A topic of frequent conversation at more than a few winemakers’ dinners these days is the difference between organic, biodynamic and sustainable farming systems. It is a confusing topic, a minefield of semantics and confounding nomenclature not easily defined in the confines of this column, but I thought I would take a try since our company utilizes all three systems for various clients.

The basic tenet of an organic farming system is the use of approved “organic” materials to control pests of various kinds in a given cropping system. The materials, while still pesticides in the classic definition of the word, are generally regarded as environmentally safer control alternatives than those employed by main stream agriculture. It is important to realize however that any compound is a chemical, just as salt or water is, and that some of our most potent carcinogens, like aflotoxins, come from nature.

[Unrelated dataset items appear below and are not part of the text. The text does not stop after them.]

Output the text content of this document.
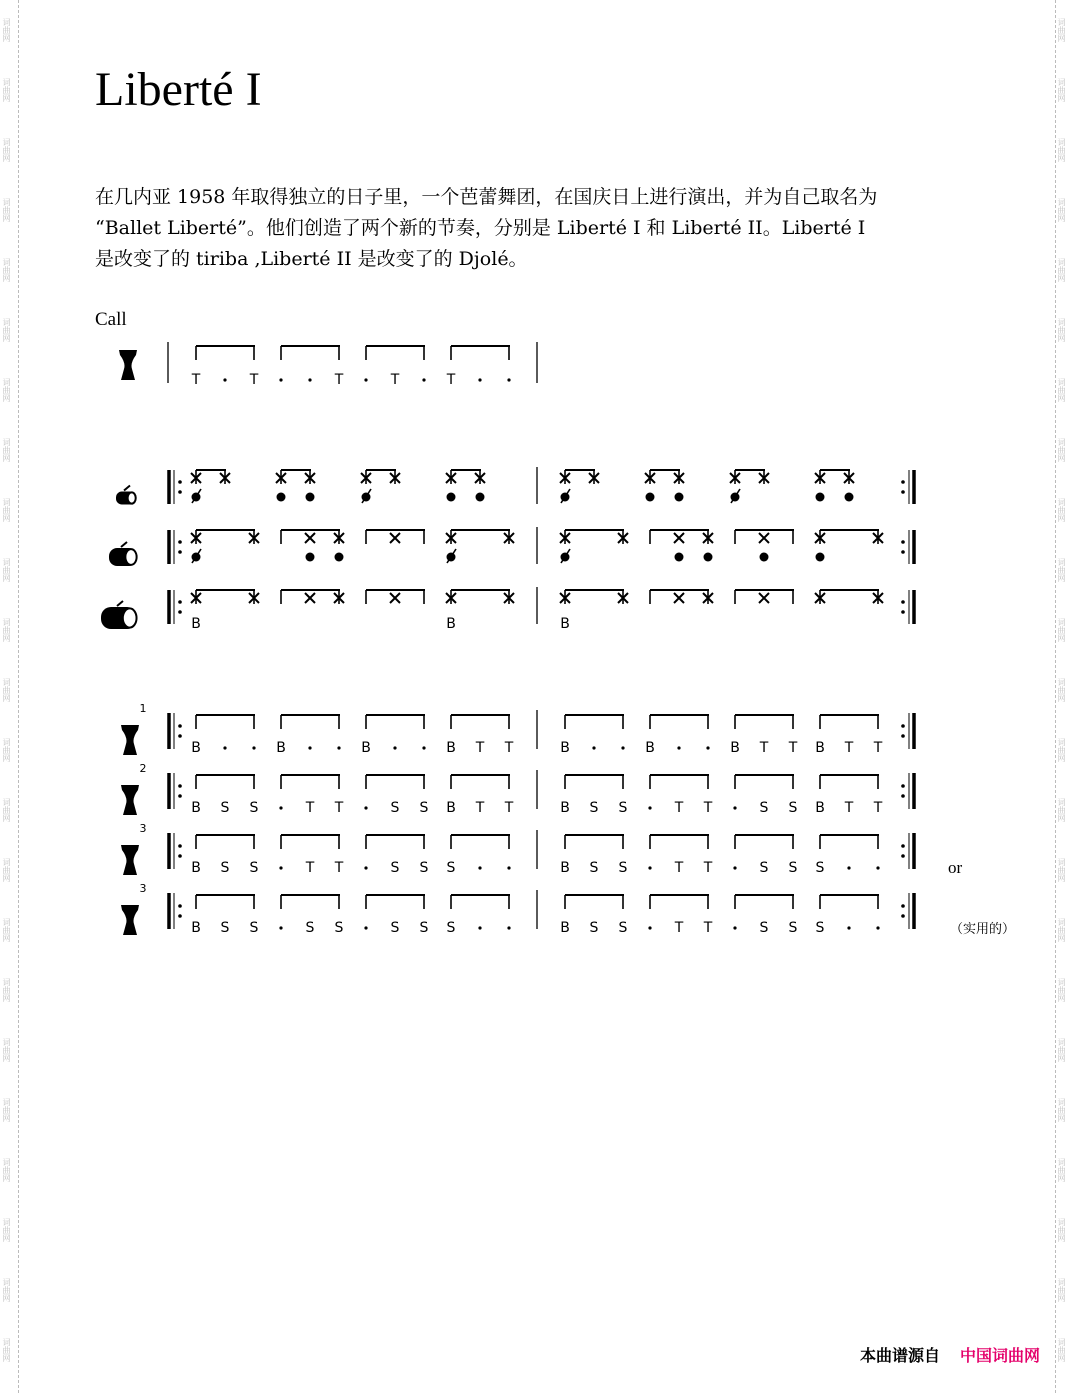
词曲网
词曲网
词曲网
词曲网
词曲网
词曲网
词曲网
词曲网
词曲网
词曲网
词曲网
词曲网
词曲网
词曲网
词曲网
词曲网
词曲网
词曲网
词曲网
词曲网
词曲网
词曲网
词曲网
词曲网
词曲网
词曲网
词曲网
词曲网
词曲网
词曲网
词曲网
词曲网
词曲网
词曲网
词曲网
词曲网
词曲网
词曲网
词曲网
词曲网
词曲网
词曲网
词曲网
词曲网
词曲网
词曲网
Liberté I

在几内亚 1958 年取得独立的日子里，一个芭蕾舞团，在国庆日上进行演出，并为自己取名为
“Ballet Liberté”。他们创造了两个新的节奏，分别是 Liberté I 和 Liberté II。Liberté I
是改变了的 tiriba ,Liberté II 是改变了的 Djolé。

Call
T	T	T	T	T
B	B	B
1
B	B	B	B T T	B	B	B T T B T T
2
B S S	T T	S S B T T	B S S	T T	S S B T T
3
B S S	T T	S S S	B S S	T T	S S S	or
3
B S S	S S	S S S	B S S	T T	S S S	（实用的）
本曲谱源自 中国词曲网
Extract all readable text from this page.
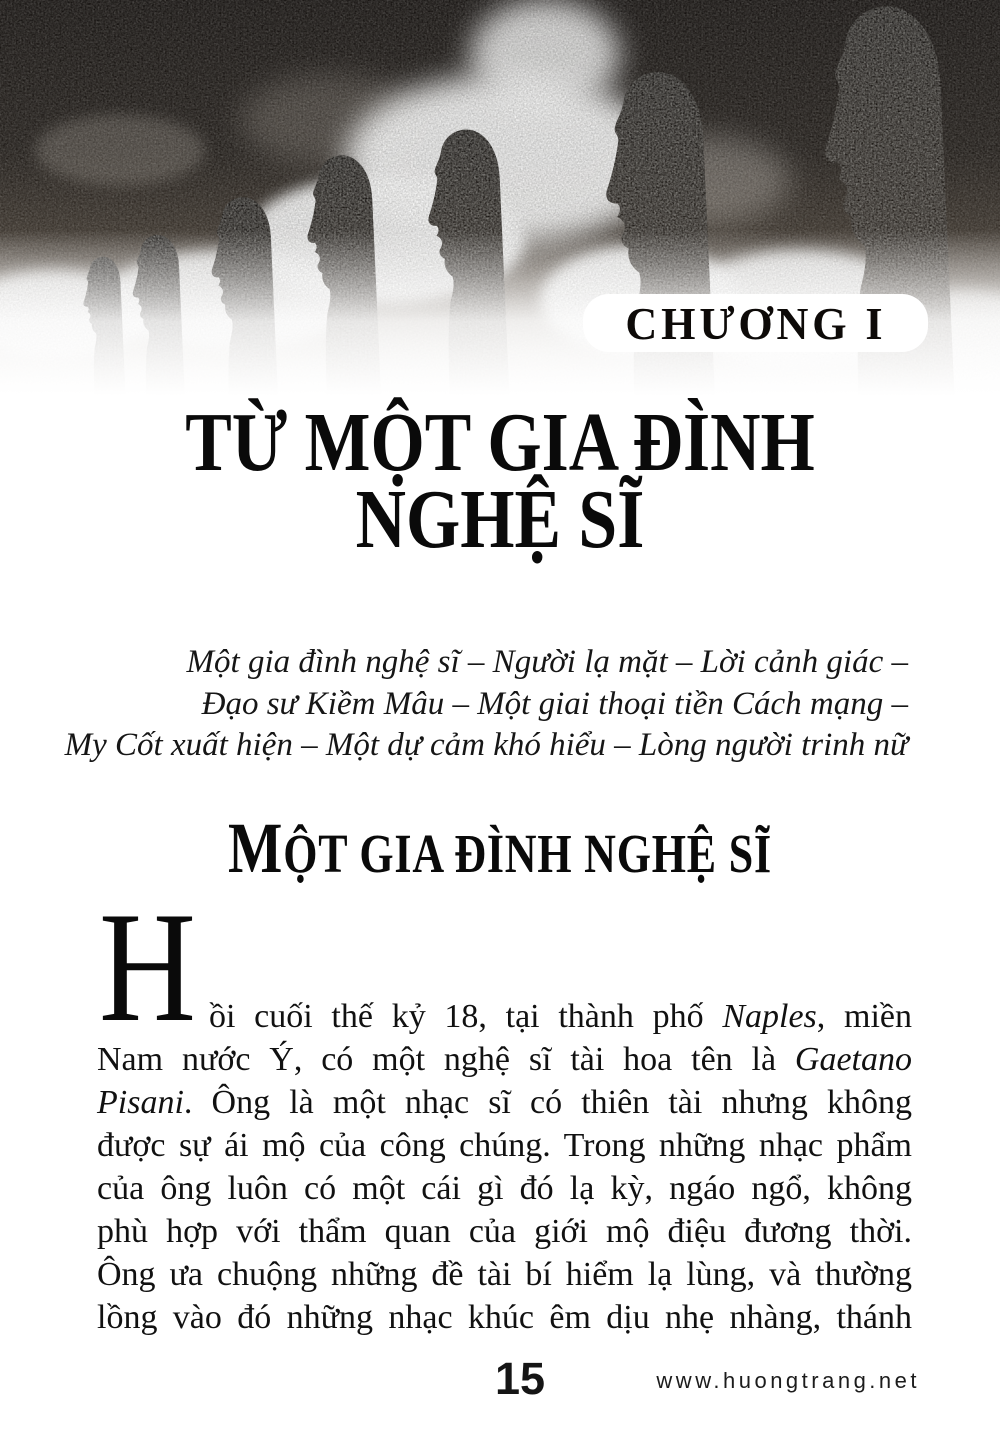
CHƯƠNG I
TỪ MỘT GIA ĐÌNH
NGHỆ SĨ
Một gia đình nghệ sĩ – Người lạ mặt – Lời cảnh giác –
Đạo sư Kiềm Mâu – Một giai thoại tiền Cách mạng –
My Cốt xuất hiện – Một dự cảm khó hiểu – Lòng người trinh nữ
MỘT GIA ĐÌNH NGHỆ SĨ
H ồi cuối thế kỷ 18, tại thành phố Naples, miền
Nam nước Ý, có một nghệ sĩ tài hoa tên là Gaetano
Pisani. Ông là một nhạc sĩ có thiên tài nhưng không
được sự ái mộ của công chúng. Trong những nhạc phẩm
của ông luôn có một cái gì đó lạ kỳ, ngáo ngổ, không
phù hợp với thẩm quan của giới mộ điệu đương thời.
Ông ưa chuộng những đề tài bí hiểm lạ lùng, và thường
lồng vào đó những nhạc khúc êm dịu nhẹ nhàng, thánh
15	www.huongtrang.net
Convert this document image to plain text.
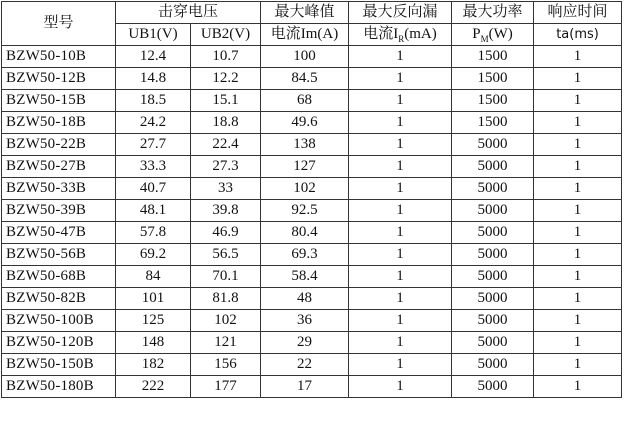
型号	击穿电压		最大峰值	最大反向漏	最大功率	响应时间
	UB1(V)	UB2(V)	电流Im(A)	电流$I_R(mA)$	$P_M(W)$	ta(ms)
BZW50-10B	12.4	10.7	100	1	1500	1
BZW50-12B	14.8	12.2	84.5	1	1500	1
BZW50-15B	18.5	15.1	68	1	1500	1
BZW50-18B	24.2	18.8	49.6	1	1500	1
BZW50-22B	27.7	22.4	138	1	5000	1
BZW50-27B	33.3	27.3	127	1	5000	1
BZW50-33B	40.7	33	102	1	5000	1
BZW50-39B	48.1	39.8	92.5	1	5000	1
BZW50-47B	57.8	46.9	80.4	1	5000	1
BZW50-56B	69.2	56.5	69.3	1	5000	1
BZW50-68B	84	70.1	58.4	1	5000	1
BZW50-82B	101	81.8	48	1	5000	1
BZW50-100B	125	102	36	1	5000	1
BZW50-120B	148	121	29	1	5000	1
BZW50-150B	182	156	22	1	5000	1
BZW50-180B	222	177	17	1	5000	1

Biodynamic is a holistic, spiritual farming system that incorporates many organic farming principals as well as the sun, lunar phases and ecological diversity to harmonically co- exist with nature in the course of growing a crop. While many of the prescribed practices, such as the much talked about burying of the cow horn with manure, are considered controversial and of questionable science, Biodynamic is really all about the practitioner getting in touch with every aspect and peculiarity of a particular site, something every great farmer strives to attain anyway.

Sustainable farming is a self correcting discipline that utilizes a self assessment scoring system to evaluate one’s progress. It combines best management practices from other farming systems, like organic and biodynamic, to positively impact an organizations triple bottom line; fiscal, environment and society. I consider it a more flexible and dynamic system. Nearly every organism (well maybe not some humans) practices, either consciously or unconsciously, sustainability. I would submit it is something we may never actually achieve but the process of trying provides great benefits to practitioners and consumers alike.